3 mauled as leopard wreaks havoc at Indian school

Three people were mauled when a leopard entered school grounds in the Indian city of Bangalore, leading officials on an all-day mission to subdue the animal.

Surveillance video of Sunday’s attack showed the big cat chasing terrified men around the private school’s swimming pool, leaping on them and mauling them as they tried to escape.

The 6-year-old male leopard, suspected of straying onto the school grounds from a nearby forest, was eventually tranquilized and taken to a wildlife park for treatment.

Ravi Ralph, wildlife chief of Karnataka state, said an injured forest department official had been released from the hospital, while a wildlife scientist who suffered chipped bones in the attack was undergoing treatment.

Long ordeal

The ordeal started at about 4.15 a.m.

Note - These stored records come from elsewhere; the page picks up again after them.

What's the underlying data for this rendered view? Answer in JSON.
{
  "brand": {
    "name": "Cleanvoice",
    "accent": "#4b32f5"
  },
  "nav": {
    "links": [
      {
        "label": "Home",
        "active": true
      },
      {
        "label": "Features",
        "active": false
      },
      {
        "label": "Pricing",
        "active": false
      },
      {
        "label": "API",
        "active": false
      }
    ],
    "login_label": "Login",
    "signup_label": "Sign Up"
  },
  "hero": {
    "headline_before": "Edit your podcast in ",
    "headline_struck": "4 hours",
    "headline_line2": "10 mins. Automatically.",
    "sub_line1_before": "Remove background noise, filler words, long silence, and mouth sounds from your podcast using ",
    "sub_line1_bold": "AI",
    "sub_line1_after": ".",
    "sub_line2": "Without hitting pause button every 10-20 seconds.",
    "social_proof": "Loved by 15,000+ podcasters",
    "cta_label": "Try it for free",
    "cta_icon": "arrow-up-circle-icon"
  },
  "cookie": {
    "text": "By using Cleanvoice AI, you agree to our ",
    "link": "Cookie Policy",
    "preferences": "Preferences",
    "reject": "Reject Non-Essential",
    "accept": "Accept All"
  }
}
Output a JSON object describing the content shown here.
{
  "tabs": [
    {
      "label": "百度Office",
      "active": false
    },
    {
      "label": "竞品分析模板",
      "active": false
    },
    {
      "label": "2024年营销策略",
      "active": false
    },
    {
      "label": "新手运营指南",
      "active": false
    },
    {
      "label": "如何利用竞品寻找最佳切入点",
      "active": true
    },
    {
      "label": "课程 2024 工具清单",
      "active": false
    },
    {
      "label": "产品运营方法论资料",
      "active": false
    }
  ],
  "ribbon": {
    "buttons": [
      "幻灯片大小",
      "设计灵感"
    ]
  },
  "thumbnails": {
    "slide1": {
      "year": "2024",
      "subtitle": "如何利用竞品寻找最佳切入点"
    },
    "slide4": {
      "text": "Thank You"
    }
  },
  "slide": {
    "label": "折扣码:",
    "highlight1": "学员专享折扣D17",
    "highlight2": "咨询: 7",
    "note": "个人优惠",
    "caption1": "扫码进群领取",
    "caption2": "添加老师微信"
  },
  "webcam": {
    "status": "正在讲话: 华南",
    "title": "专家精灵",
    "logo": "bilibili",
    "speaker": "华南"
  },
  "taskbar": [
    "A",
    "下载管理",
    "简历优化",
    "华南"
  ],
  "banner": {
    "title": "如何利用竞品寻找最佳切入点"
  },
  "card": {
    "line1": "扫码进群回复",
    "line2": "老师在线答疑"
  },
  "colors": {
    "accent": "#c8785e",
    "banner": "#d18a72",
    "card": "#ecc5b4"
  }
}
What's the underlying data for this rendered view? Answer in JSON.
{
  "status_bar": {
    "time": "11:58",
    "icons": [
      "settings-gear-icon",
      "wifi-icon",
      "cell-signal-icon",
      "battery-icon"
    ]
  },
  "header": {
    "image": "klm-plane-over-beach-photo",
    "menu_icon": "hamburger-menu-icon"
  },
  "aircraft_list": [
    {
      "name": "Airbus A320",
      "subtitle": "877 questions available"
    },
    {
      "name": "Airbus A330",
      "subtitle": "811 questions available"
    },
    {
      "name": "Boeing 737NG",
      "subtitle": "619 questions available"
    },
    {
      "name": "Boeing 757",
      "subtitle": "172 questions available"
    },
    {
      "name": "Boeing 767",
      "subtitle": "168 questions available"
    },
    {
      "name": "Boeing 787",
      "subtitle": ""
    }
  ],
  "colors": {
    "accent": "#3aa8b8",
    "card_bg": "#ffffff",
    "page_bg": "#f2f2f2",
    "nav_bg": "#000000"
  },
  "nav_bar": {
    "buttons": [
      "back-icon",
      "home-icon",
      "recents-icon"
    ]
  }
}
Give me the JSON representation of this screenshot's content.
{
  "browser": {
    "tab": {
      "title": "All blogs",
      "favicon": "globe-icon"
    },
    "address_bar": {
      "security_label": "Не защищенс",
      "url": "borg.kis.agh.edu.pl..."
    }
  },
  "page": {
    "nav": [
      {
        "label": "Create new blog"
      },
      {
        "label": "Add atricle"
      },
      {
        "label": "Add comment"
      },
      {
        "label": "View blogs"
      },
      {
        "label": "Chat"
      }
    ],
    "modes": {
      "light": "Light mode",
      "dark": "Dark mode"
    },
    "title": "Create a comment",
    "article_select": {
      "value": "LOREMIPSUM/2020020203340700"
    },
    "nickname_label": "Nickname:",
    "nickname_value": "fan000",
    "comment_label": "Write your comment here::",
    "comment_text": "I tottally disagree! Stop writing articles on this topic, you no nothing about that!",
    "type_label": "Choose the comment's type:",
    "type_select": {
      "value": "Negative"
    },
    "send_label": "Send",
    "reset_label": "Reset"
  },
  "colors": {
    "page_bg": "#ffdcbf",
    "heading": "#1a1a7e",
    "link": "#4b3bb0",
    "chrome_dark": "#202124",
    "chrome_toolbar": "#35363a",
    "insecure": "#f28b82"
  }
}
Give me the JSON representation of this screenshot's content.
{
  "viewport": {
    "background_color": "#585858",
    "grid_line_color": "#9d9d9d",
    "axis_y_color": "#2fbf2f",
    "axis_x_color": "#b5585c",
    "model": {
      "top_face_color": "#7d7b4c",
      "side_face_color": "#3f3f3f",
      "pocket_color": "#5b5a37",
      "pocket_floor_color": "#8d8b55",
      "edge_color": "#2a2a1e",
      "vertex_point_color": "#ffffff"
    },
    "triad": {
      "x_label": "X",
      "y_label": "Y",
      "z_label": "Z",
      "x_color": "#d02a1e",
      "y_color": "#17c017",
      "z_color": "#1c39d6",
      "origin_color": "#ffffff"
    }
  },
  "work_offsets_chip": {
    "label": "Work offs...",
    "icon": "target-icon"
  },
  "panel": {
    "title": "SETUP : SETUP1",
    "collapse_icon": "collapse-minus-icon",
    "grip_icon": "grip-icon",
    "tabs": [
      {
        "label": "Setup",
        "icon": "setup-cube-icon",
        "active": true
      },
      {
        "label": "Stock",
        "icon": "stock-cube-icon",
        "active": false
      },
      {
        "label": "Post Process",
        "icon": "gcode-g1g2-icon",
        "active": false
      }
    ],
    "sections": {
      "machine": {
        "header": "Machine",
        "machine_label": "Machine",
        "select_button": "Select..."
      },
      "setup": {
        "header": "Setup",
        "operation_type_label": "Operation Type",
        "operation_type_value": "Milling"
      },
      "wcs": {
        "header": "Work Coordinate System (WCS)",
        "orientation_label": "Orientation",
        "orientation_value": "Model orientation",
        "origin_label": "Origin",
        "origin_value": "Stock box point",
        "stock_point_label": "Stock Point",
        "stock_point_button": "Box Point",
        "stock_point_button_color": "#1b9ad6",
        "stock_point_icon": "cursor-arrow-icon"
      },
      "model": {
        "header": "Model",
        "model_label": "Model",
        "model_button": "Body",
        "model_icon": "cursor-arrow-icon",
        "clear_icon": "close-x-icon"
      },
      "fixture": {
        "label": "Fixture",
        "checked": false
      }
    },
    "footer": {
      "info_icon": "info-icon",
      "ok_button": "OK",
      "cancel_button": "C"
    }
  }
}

Sunday when a security guard at Vibgyor International School in the Bangalore suburbs spotted the leopard, according to S. Boralingaiah, police chief of Karnataka’s Davangere district.

The animal was next spotted on surveillance camera about two hours later but then vanished until midafternoon, he said.

Officials were on the brink of calling off the search when they spotted the leopard at about 3:30 p.m. in a bush behind the school, the police chief said.

The leopard then ran into the school, where officials locked it inside a bathroom.

But it managed to escape through a ventilation duct into the swimming pool complex, where the attacks took place, Boralingaiah said.

Officials finally managed to strike the big cat with a tranquilizer dart at about 6.30 p.m., but it did not take full effect until about 8.15 p.m., he said.

Ralph said an estimated 1,500 leopards were in Karnataka state but that they rarely strayed far into urban areas.

India has some 12,000 to 14,000 leopards, according to a study the Wildlife Institute of India commissioned.